OFF THE BEACH AND INTO THE FIRE
Yet, at the same time the EFV program was slipping and sliding, its defense became wrapped up in hyperbole. It was as if the Corps’ very identity and survival was at stake from the rhetoric that surrounded the debate. Rather than contemplate a post-EFV future, defenders typically jumped straight to 11 on the volume scale. They would claim that a Corps without an EFV would be an extinct or, at the very least, a toothless force. “We’ll just pray that we don’t have to go into harm’s way in the next 10 years,” said retired Lt. Gen. Gregory Newbold (notable in that the EFV buy wasn’t planned to be completed until 2026), while defense industry consultant Loren Thompson sent out a series of fax and blog blasts that painted the blood of future Marine casualties on Gates’ hands, accusing him of “killing Marines.”

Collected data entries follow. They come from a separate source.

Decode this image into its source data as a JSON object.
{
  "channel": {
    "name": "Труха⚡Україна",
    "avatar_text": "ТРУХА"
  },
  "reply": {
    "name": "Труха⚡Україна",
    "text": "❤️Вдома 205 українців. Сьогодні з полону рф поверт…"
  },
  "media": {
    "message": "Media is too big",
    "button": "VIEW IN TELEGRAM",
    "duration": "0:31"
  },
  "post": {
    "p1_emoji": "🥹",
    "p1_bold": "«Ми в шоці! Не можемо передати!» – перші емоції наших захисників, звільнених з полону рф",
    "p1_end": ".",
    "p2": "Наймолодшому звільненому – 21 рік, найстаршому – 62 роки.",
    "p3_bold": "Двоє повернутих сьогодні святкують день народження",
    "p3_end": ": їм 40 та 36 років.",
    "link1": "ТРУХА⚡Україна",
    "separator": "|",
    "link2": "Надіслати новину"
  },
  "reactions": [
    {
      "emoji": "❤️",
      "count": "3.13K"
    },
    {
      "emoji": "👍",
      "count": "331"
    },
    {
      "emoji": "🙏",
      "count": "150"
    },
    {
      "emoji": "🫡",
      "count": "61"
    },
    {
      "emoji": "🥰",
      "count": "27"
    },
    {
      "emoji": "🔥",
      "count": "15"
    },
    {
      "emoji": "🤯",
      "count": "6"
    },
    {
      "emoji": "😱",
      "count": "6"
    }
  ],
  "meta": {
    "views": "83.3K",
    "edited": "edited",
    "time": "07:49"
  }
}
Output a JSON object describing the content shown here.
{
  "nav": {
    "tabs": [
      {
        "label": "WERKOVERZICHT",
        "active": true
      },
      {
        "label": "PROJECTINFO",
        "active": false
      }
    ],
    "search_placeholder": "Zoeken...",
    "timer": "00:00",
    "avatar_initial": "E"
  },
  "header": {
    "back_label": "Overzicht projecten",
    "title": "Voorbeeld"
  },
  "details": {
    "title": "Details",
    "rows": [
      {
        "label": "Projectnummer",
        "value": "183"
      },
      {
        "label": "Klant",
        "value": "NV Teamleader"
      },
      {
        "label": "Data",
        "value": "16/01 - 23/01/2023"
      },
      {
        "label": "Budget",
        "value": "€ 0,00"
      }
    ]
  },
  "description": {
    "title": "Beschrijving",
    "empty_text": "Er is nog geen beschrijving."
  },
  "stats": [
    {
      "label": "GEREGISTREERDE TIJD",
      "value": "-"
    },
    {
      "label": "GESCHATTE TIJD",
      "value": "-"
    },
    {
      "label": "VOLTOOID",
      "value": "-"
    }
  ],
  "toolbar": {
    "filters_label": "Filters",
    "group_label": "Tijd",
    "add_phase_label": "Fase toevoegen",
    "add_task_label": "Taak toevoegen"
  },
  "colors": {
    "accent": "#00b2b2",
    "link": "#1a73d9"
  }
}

But, after the decision was made, the storm passed and senior Marine leadership issued a series of statements that made clear they had recommended the cancellation because of the costs and doctrinal issues mentioned above and that the Corps and its capabilities were never in jeopardy.
CORE LESSONS
Three core lessons thus emerge from this episode. The first is that in many ways, the Marines’ normally effective power in public debate — the very thing that saved them when Truman made the egregious error of thinking to go after the Corps — worked against them here. The EFV’s flaws and costs have been well-known for almost a decade and it essentially has been a “dead program walking” since the 2008 Quadrennial Defense Review. But like a zombie kept alive by the best lobbying shop in existence, the program lumbered on, essentially awaiting Gates to amass the political power and moxie to finally go after it, long after he had ended the other services’ similar exquisite programs in the previous budget cycles. These years represent not just hundreds of millions of lost budget dollars, but also lost time in the still-needed effort to get Marines the effective and affordable systems to replace the venerable AAV-7.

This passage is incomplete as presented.